Pregnant women who have received tisagenlecleucel may have hypogammaglobulinaemia. Immunoglobulin levels should be assessed in newborns of mothers treated with tisagenlecleucel.

Immunogenicity

In clinical studies, humoral immunogenicity of tisagenlecleucel was measured by determination of anti-murine CAR19 antibodies (anti-mCAR19) in serum pre and postadministration. The majority of patients tested positive for pre-dose anti-mCAR19 antibodies in paediatric and young adult ALL (B2202, B2205J, B2001X, 84.0%), adult DLBCL (C2201, 93.9%) and adult FL (E2202, 66.0%) patients.

Treatment-induced anti-mCAR19 antibodies were found in 40.5% of paediatric and young adult ALL (B2202), 8.7% of adult DLBCL and 28.7% of adult FL patients. Pre-existing and treatment-induced antibodies were not associated with an impact on clinical response nor did they have an impact on the expansion and persistence of tisagenlecleucel.

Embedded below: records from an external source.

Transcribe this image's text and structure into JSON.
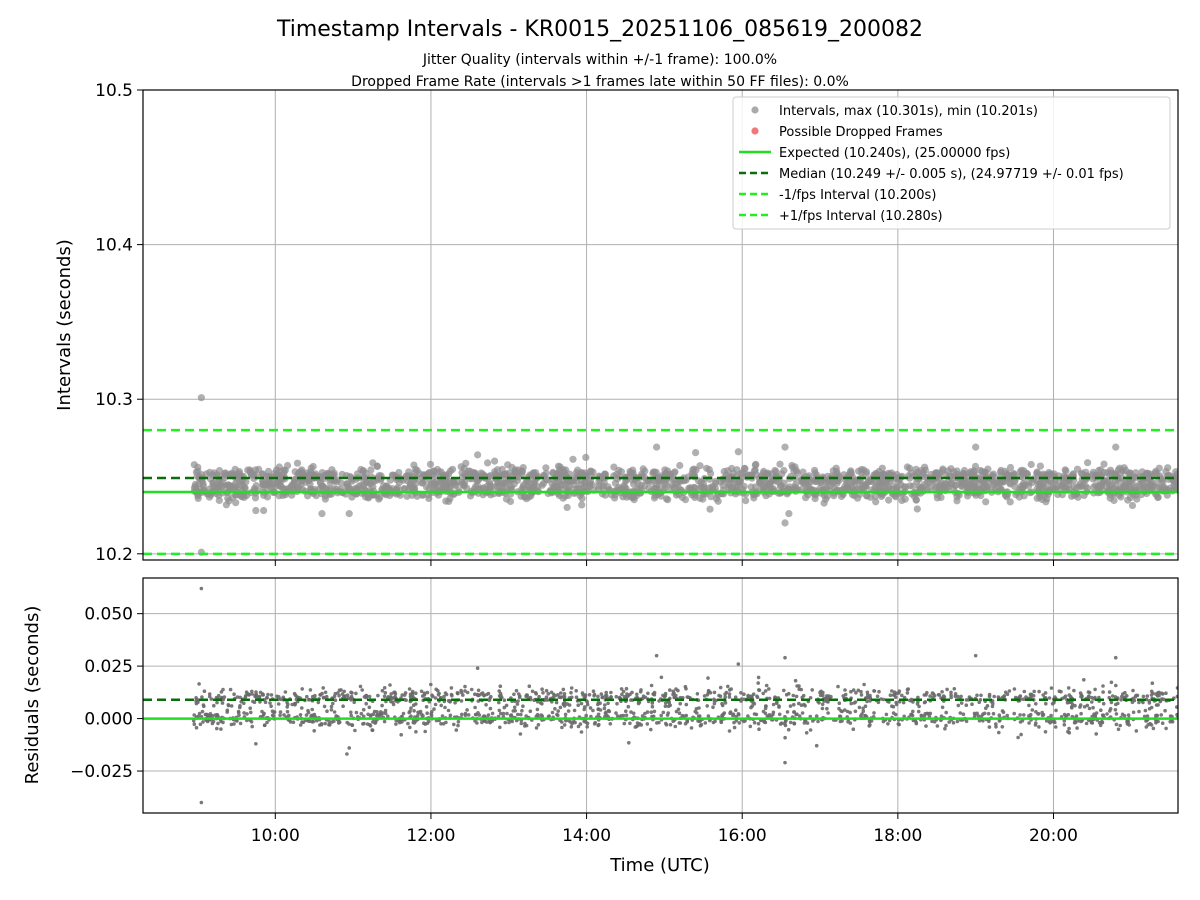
{
  "figure": {
    "title": "Timestamp Intervals - KR0015_20251106_085619_200082",
    "subtitle_1": "Jitter Quality (intervals within +/-1 frame): 100.0%",
    "subtitle_2": "Dropped Frame Rate (intervals >1 frames late within 50 FF files): 0.0%"
  },
  "chart_data": [
    {
      "type": "scatter",
      "ylabel": "Intervals (seconds)",
      "xlim": [
        8.3,
        21.6
      ],
      "ylim": [
        10.196,
        10.5
      ],
      "yticks": [
        10.2,
        10.3,
        10.4,
        10.5
      ],
      "ytick_labels": [
        "10.2",
        "10.3",
        "10.4",
        "10.5"
      ],
      "xticks": [
        10,
        12,
        14,
        16,
        18,
        20
      ],
      "grid": true,
      "legend_position": "top-right",
      "legend": [
        {
          "label": "Intervals, max (10.301s), min (10.201s)",
          "kind": "point",
          "color": "#9b9b9b"
        },
        {
          "label": "Possible Dropped Frames",
          "kind": "point",
          "color": "#f06060"
        },
        {
          "label": "Expected (10.240s), (25.00000 fps)",
          "kind": "line",
          "color": "#22dd22"
        },
        {
          "label": "Median (10.249 +/- 0.005 s), (24.97719 +/- 0.01 fps)",
          "kind": "dash",
          "color": "#0a6e0a"
        },
        {
          "label": "-1/fps Interval (10.200s)",
          "kind": "dash",
          "color": "#22ee22"
        },
        {
          "label": "+1/fps Interval (10.280s)",
          "kind": "dash",
          "color": "#22ee22"
        }
      ],
      "reference_lines": {
        "expected": 10.24,
        "median": 10.249,
        "minus_one_frame": 10.2,
        "plus_one_frame": 10.28
      },
      "interval_range": {
        "time_start_h": 8.95,
        "time_end_h": 21.6,
        "upper_band": 10.25,
        "lower_band": 10.241,
        "max": 10.301,
        "min": 10.201
      },
      "outliers": [
        {
          "x": 9.05,
          "y": 10.301
        },
        {
          "x": 9.05,
          "y": 10.201
        },
        {
          "x": 9.75,
          "y": 10.228
        },
        {
          "x": 9.85,
          "y": 10.228
        },
        {
          "x": 10.6,
          "y": 10.226
        },
        {
          "x": 10.95,
          "y": 10.226
        },
        {
          "x": 14.9,
          "y": 10.269
        },
        {
          "x": 15.95,
          "y": 10.266
        },
        {
          "x": 16.55,
          "y": 10.269
        },
        {
          "x": 16.6,
          "y": 10.226
        },
        {
          "x": 16.55,
          "y": 10.22
        },
        {
          "x": 19.0,
          "y": 10.269
        },
        {
          "x": 20.8,
          "y": 10.269
        },
        {
          "x": 12.6,
          "y": 10.264
        },
        {
          "x": 13.75,
          "y": 10.23
        },
        {
          "x": 18.25,
          "y": 10.229
        }
      ]
    },
    {
      "type": "scatter",
      "xlabel": "Time (UTC)",
      "ylabel": "Residuals (seconds)",
      "xlim": [
        8.3,
        21.6
      ],
      "ylim": [
        -0.045,
        0.067
      ],
      "yticks": [
        -0.025,
        0.0,
        0.025,
        0.05
      ],
      "ytick_labels": [
        "−0.025",
        "0.000",
        "0.025",
        "0.050"
      ],
      "xticks": [
        10,
        12,
        14,
        16,
        18,
        20
      ],
      "xtick_labels": [
        "10:00",
        "12:00",
        "14:00",
        "16:00",
        "18:00",
        "20:00"
      ],
      "grid": true,
      "reference_lines": {
        "zero": 0.0,
        "median_offset": 0.009
      },
      "residual_range": {
        "upper_band": 0.01,
        "lower_band": 0.0
      },
      "outliers": [
        {
          "x": 9.05,
          "y": 0.062
        },
        {
          "x": 9.05,
          "y": -0.04
        },
        {
          "x": 9.75,
          "y": -0.012
        },
        {
          "x": 14.9,
          "y": 0.03
        },
        {
          "x": 15.95,
          "y": 0.026
        },
        {
          "x": 16.55,
          "y": -0.021
        },
        {
          "x": 16.55,
          "y": 0.029
        },
        {
          "x": 19.0,
          "y": 0.03
        },
        {
          "x": 20.8,
          "y": 0.029
        },
        {
          "x": 12.6,
          "y": 0.024
        },
        {
          "x": 10.95,
          "y": -0.014
        }
      ]
    }
  ]
}
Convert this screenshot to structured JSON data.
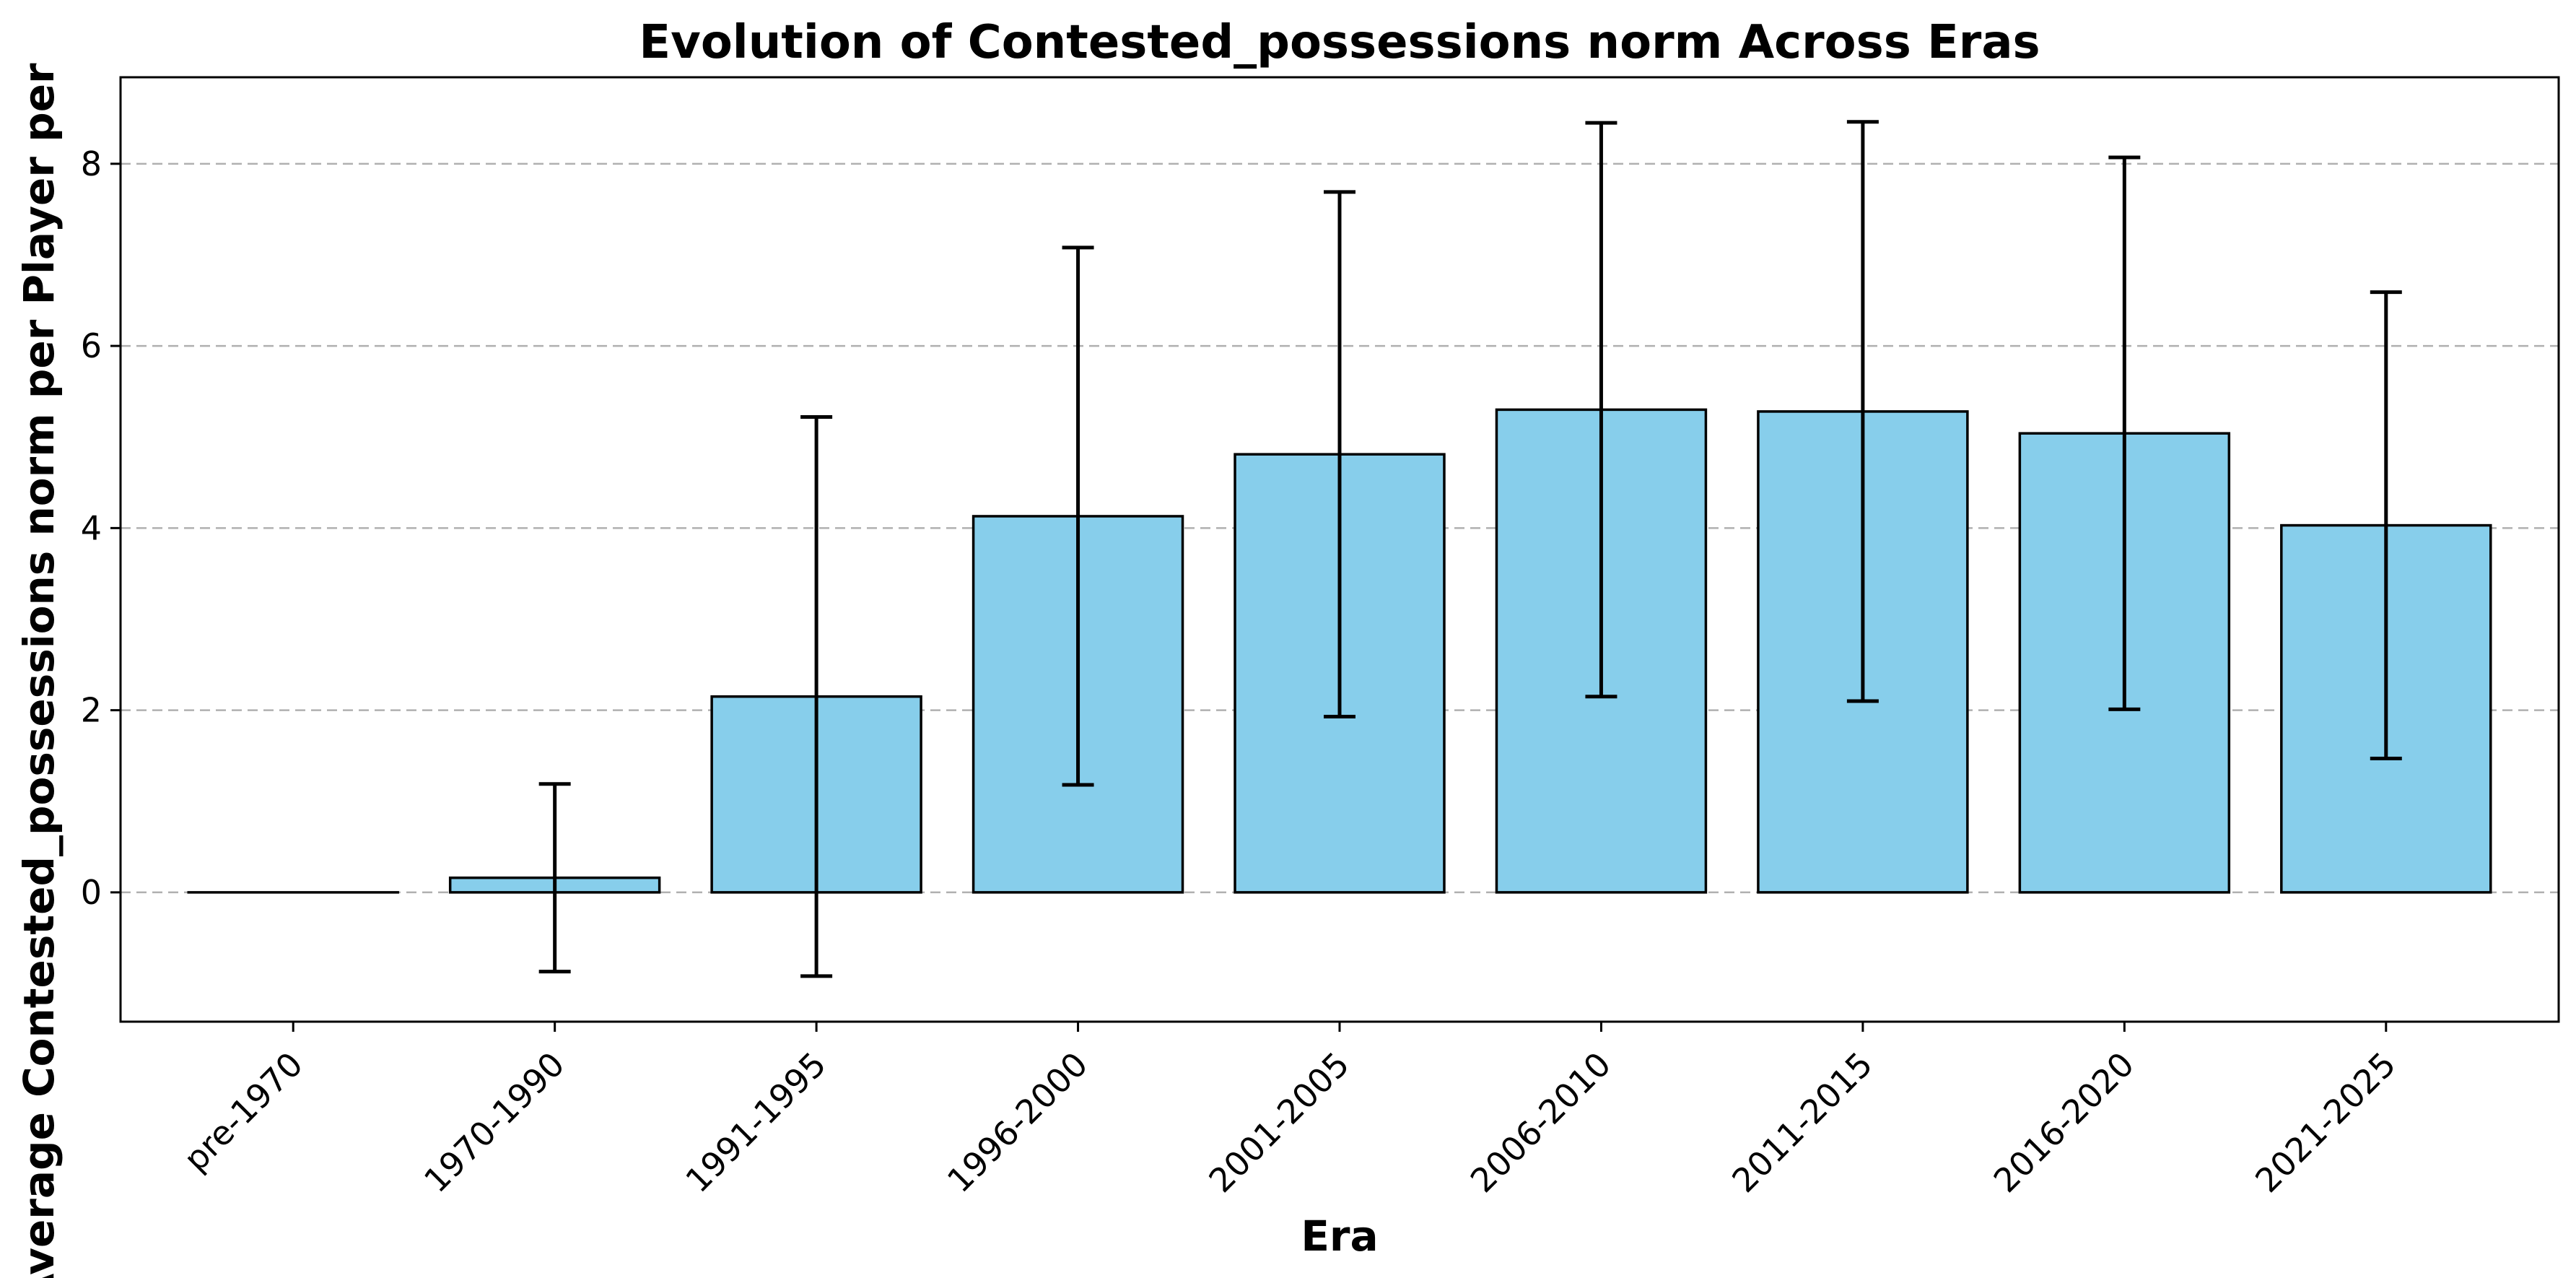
{
  "chart_data": {
    "type": "bar",
    "title": "Evolution of Contested_possessions norm Across Eras",
    "xlabel": "Era",
    "ylabel": "Average Contested_possessions norm per Player per",
    "categories": [
      "pre-1970",
      "1970-1990",
      "1991-1995",
      "1996-2000",
      "2001-2005",
      "2006-2010",
      "2011-2015",
      "2016-2020",
      "2021-2025"
    ],
    "values": [
      0.0,
      0.16,
      2.15,
      4.13,
      4.81,
      5.3,
      5.28,
      5.04,
      4.03
    ],
    "error": [
      0.0,
      1.03,
      3.07,
      2.95,
      2.88,
      3.15,
      3.18,
      3.03,
      2.56
    ],
    "ylim": [
      -1.42,
      8.95
    ],
    "yticks": [
      0,
      2,
      4,
      6,
      8
    ],
    "grid": "y",
    "bar_color": "#87ceeb",
    "edge_color": "#000000",
    "errorbar_color": "#000000",
    "grid_color": "#b0b0b0"
  }
}
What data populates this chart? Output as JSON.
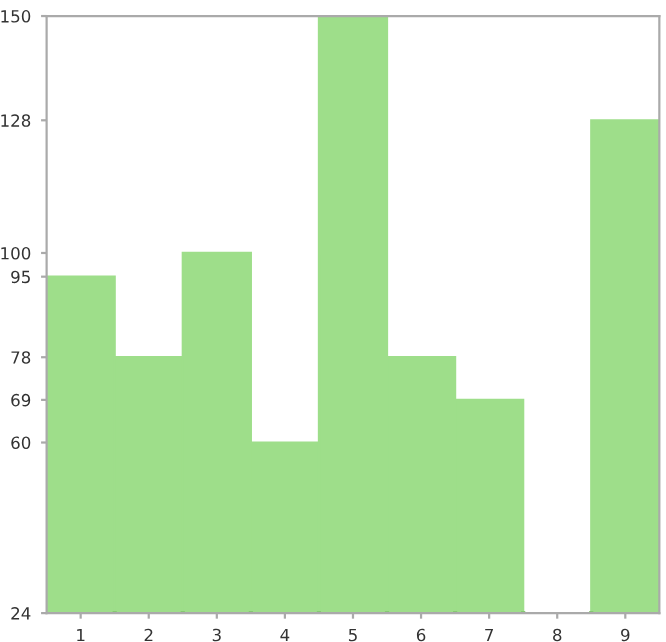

There is no evidence that the presence of pre-existing and treatment-induced anti-mCAR19 antibodies impacts the safety or effectiveness of tisagenlecleucel.

T-cell immunogenicity responses were not observed in paediatric and young adult B-cell ALL, adult r/r DLBCL and adult FL patients.

Paediatric population

The safety of tisagenlecleucel in r/r B-cell ALL paediatric patients from 3 years of age and older was assessed in 212 patients in the pivotal study B2202 and the supportive studies B2205J and B2001X in which the majority of patients (81%) were under 18 years old (65/79 in B2202, 54/64 in B2205 and 52/69 in B2001X). The frequency, type and severity of adverse reactions in paediatric patients are reflected in “Summary of the safety profile” and in the table above.

The safety of tisagenlecleucel in r/r B-cell ALL paediatric patients below 3 years of age was assessed in the observational study B2401 (n=43) where the overall safety experience was generally consistent with the known safety profile of tisagenlecleucel.